Before moving on to Day Two of this booklet/blog, allow yourself some time to contemplate your singleness and its effects on you. Take at least one hour to sit with pen and paper and nothing else, no children, no television, and no music, do not permit one distraction and answer the questions listed below.

Day One Activity

Your Single Symptom

1. Am I single by choice or by circumstance?
2. Am I consumed with thoughts of a perfect relationship?
3.Do I enjoy myself? Do I find pleasure in spending time with me?
4. Is my work ethic a part of my character or a distraction from my personal life?
5. Is my involvement with my children genuine to their happiness or a result of my own unhappiness?
6.Do I tell those who care about me that I am single because I “intimidate” men and if so, what do I truly mean by this?
7.Do I feel worthy of unconditional romantic love?
8.Do I think I am attractive and appealing to men?
9.Do I feel as though I have valuable thoughts to offer in conversation in a relationship?
10. Am I truly happy or is my happiness a mask that I take off at night when I am alone?

Take some time to look over your answers thoughtfully and objectively. Look to see if you can find your single-reaction. Possible reactions, but in no way an exhaustive list, loneliness, anger, depression, clinginess, overly-aggressiveness, over-sexualizing one's self (in dress and/or action), creating a sexless/matronly image, self-pity, etc.

Fill in your confession:
My name is ________________ and I am living while single. My singleness has manifested itself in my life through __________________________. 

My findings:

My name is Kirsten and I am living while single. My singleness has manifested itself in my life through loneliness.

The Mission

I have read a profusion of books written expressly for my digestion on finding a man, keeping a man, sustaining a man’s happy, maintaining my physical and mental self in the standard worthy of the attentions of a man, and all other concepts dealing with my need for a man in order to have happiness and peace. And I could say that all these things are foolish. I could indeed say that it is not needed for an intelligent, self-sufficient, independent woman to have a man. But my femininity gets the best of me, and in honesty I say that it would be a pleasant addition to my life’s otherwise mundane flow to come home to someone of the opposite sex with which to share and take pleasure in this existence, and who in turn wants just the same.

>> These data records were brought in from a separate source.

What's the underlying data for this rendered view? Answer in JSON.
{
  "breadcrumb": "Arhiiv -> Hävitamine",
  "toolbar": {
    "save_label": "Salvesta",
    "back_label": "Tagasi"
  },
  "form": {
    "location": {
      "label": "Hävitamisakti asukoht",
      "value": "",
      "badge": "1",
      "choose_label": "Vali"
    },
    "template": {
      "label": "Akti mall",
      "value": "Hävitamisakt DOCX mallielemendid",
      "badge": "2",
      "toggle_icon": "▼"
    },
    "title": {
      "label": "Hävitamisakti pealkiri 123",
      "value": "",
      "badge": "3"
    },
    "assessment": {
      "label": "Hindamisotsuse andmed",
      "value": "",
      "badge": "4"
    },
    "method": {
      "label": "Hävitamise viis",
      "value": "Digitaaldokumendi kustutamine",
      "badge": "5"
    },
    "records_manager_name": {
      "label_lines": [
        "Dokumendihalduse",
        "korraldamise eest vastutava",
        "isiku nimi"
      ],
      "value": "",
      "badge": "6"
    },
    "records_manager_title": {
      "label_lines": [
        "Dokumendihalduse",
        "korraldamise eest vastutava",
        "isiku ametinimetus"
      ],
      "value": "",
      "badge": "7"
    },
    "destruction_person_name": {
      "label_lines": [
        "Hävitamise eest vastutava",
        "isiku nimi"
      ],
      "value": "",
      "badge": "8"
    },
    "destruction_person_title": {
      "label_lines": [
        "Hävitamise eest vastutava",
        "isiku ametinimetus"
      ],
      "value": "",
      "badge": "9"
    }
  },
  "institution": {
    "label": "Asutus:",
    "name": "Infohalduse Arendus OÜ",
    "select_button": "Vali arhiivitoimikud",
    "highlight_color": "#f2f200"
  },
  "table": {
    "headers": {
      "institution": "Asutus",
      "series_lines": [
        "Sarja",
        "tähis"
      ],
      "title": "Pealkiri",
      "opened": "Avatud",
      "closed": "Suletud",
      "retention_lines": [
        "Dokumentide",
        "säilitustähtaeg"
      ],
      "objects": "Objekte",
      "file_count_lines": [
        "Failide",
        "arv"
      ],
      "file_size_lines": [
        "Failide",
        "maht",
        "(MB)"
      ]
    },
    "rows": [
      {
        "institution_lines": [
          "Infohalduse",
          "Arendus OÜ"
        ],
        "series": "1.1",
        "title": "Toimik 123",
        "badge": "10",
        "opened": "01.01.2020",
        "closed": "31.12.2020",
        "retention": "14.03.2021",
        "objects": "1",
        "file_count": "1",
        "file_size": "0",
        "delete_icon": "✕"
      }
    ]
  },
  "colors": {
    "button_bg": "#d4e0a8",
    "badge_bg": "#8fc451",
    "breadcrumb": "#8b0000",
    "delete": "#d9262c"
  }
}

But today I write, instead, a book based not so much on my expertise in solving the “man” problem but a book that reveals some of the internal difficulties of this reality of living while single as a female. To some this is as dangerous as driving while drinking or utilizing some other heavy machinery while heavily medicated. I have walked in the haze of survival feigning happiness, garbing myself in self-righteous "I-don’t-need-a-man" self-aggrandizing strength. In turn at night when my daughter is sleeping and the phone lies silent though operational, which I know because I’ve picked it up several times earlier this night to check on the dial tone or to listen to the dial tone as I pondered on whom I could call only to hang up, I have day dreamed or rather visualized the day that my prince has come. And so, this book deals with this reality-- this duality that has been poured onto the twenty and thirty something singles of the Twenty-first Century.

The struggle to balance this single independent woman with my equally hopeless romantic marriage centered self is the conflict with which I must contend as I attempt to gain single sobriety and balance. In this memoir and workbook, I first deal with the fact that singleness is something that many women have connoted with some disorder, some problem, and because of our singleness often expresses itself in self-destructive thoughts or is displayed through actions that keep us emotionally inept. In this personal chronicle, I do what most autonomous women would not dare, tell the truth on living while single. And hopefully by the end of work, I will not only be living, but thriving and enjoying and journeying through life not to some blissful refuge of marriage but just with happiness until my prince comes—if he ever does—or until life’s journey ends, married or not. But fully happy, I pray, nonetheless.